Shrinking Violet– Salu Digby!!

Six years ago– SIX!!!—everyone has somehow tapped into some weird crazy mutant weltenschauung (sp?) and had the infernal collective thought to invoke something called BRP, ie, brief reactive psychosis, ie, to instantly transform from a perfectly sane person into a total loon who would run from the wards and abandon his dutymates, the unpushed meds on the nurses’ station, the unfilled blood vials, and such. “Ay, nag-BBRP sya,” says your perplexed and rather infuriated dutymate as he watches you while you tear out your own hair and eat your own hair and eventually crap out your own fucking hair, if you don’t choke on it first. Sometimes you can forgo with all the dramatics, you can just opt not to appear one day, turn your phone off, and play all mysterious and dead. It is still advisable, however, to give some form of notice, as your absence might not be noted at all which would sort of make you tampo. Of course in the final analysis BRP could all just be a total inarte, because truly we are yet to see someone get dragged to the local psychiatrist. I did go to our local psychiatrist one day in med school, though, and that was totally voluntary, with no dramatics, no histrionics, and such—I just walked in and gave all sorts of excuses to be prescribed some meds.

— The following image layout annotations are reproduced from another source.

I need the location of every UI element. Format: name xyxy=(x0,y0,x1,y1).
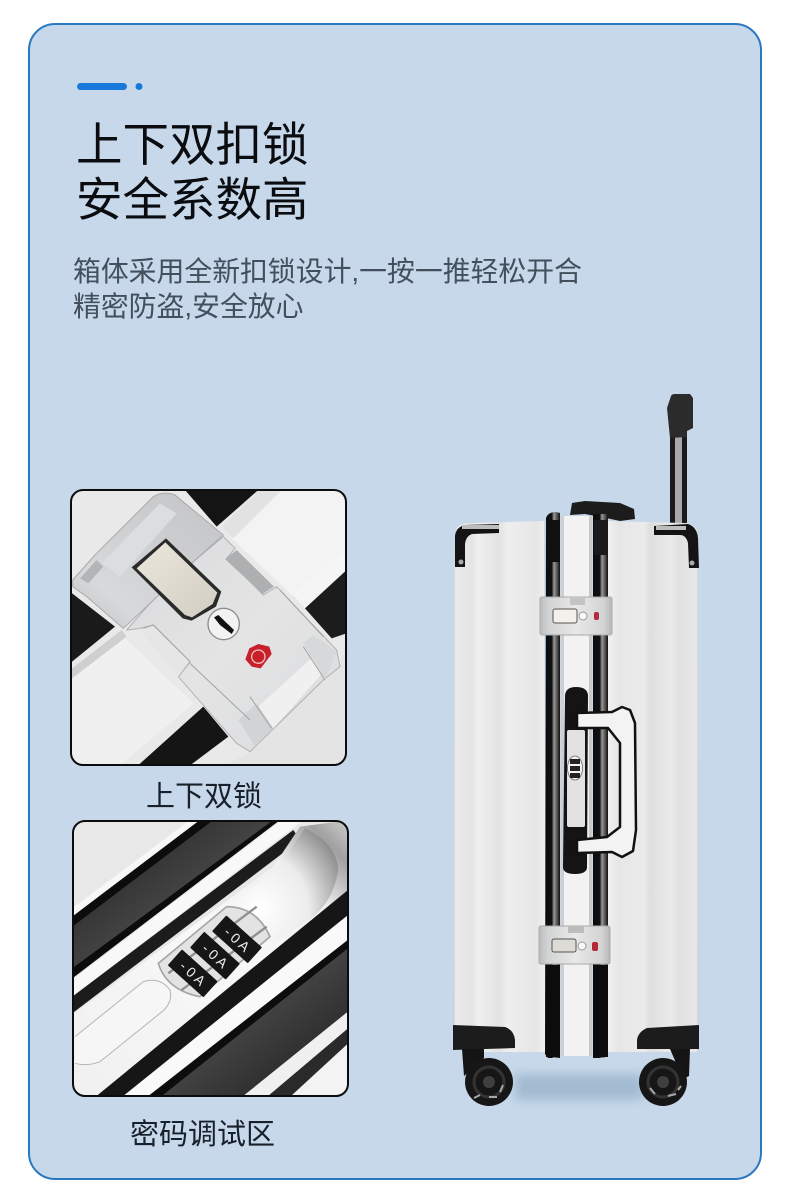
title: 上下双扣锁 xyxy=(76,119,308,171)
side carry handle xyxy=(577,707,636,857)
upper right white shell xyxy=(230,490,350,597)
suitcase product image xyxy=(453,394,699,1106)
description text xyxy=(73,256,582,322)
TSA red badge xyxy=(245,644,272,668)
three number dials: - 0 A xyxy=(199,940,232,972)
window cutout xyxy=(225,550,274,594)
black rails xyxy=(185,490,258,527)
right shell xyxy=(607,521,699,1052)
left shell xyxy=(453,521,546,1052)
corner protector: top left xyxy=(455,524,499,567)
lower frame lock xyxy=(539,926,610,964)
floor shadow xyxy=(515,1074,643,1100)
lower dark band xyxy=(143,938,350,1100)
white stripe xyxy=(70,820,303,998)
caption: double lock: 上下双锁 xyxy=(146,780,262,813)
black line xyxy=(70,830,300,1015)
telescopic handle xyxy=(667,394,693,523)
lock ridge lines xyxy=(143,590,325,728)
accent bar and dot xyxy=(77,83,142,90)
left lock cap xyxy=(73,493,223,628)
title xyxy=(76,119,308,226)
three number dials: - 0 A xyxy=(221,924,254,955)
three number dials xyxy=(168,915,262,997)
top carry handle xyxy=(570,501,635,521)
description text: 精密防盗,安全放心 xyxy=(73,291,304,322)
lower black rail xyxy=(92,888,350,1100)
slider button xyxy=(132,538,221,621)
lock plate xyxy=(127,537,340,752)
dial window xyxy=(158,907,270,997)
right lock bands xyxy=(259,658,321,728)
centre frame xyxy=(545,512,608,1058)
top white edge xyxy=(74,822,197,915)
oval recess outline xyxy=(75,980,171,1065)
three number dials: - 0 A xyxy=(177,958,209,989)
chrome bowl xyxy=(252,828,338,919)
dark upper band xyxy=(70,820,280,980)
lower left white shell xyxy=(70,637,193,767)
handle slot with combination lock xyxy=(563,687,588,874)
corner protector: top right xyxy=(654,524,699,568)
caption: combination zone: 密码调试区 xyxy=(130,1118,275,1151)
title: 安全系数高 xyxy=(76,174,308,226)
silver handle recess xyxy=(70,820,350,1100)
bottom right stripes xyxy=(244,1012,347,1095)
left wheel assembly xyxy=(453,1025,515,1106)
photo panel: combination dial close-up xyxy=(70,820,350,1100)
description text: 箱体采用全新扣锁设计,一按一推轻松开合 xyxy=(73,256,582,287)
upper frame lock xyxy=(540,597,612,635)
lower white stripe xyxy=(118,913,350,1100)
photo panel: double lock close-up xyxy=(70,490,350,767)
keyhole xyxy=(208,608,239,640)
right wheel assembly xyxy=(637,1025,699,1106)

I’m not very lucky with shrinks. I can still remember vividly that my parents had brought me to some psychologist’s house in some posh village when I was 7, after having experienced something which would later be diagnosed merely as some pedestrian night terrors. It was December then, and as she asked me to draw some stuff (a person, a tree, a bird, the usual crap) on her dining table I could not concentrate as I eyed all the extravagant Christmas gifts and shiny stuff she received from her other patients on the table. Maybe part of the therapy is she would give me some chocolate after the session, I thought, some form of reinforcement crap. I wish I were kidding but after the entire exercise she gave me a piece of Storck. It was the 1980’s, and my parents yelped as they received a check of P800/hr. “Hindi na tayo babalik dyan!!!” my mother pumped her fists to the skies as we boarded our run-down army-type jeepney and drove back to the province.

Then let’s see, I had a psychiatrist when I was ten (the night terrors were very recurrent) with whom I was able to follow up for quite a number of years until high school. In med school almost a decade later she became one of our lecturers, and her hair was dyed sparkling gold. This depressed the crap out of me. Eventually I got lucky with the local shrink and I knew he was genuinely smart—he figured out I was semi-malingering (semi, not fully malingering) after one session. Instead of another prescription he just offered me a ride home.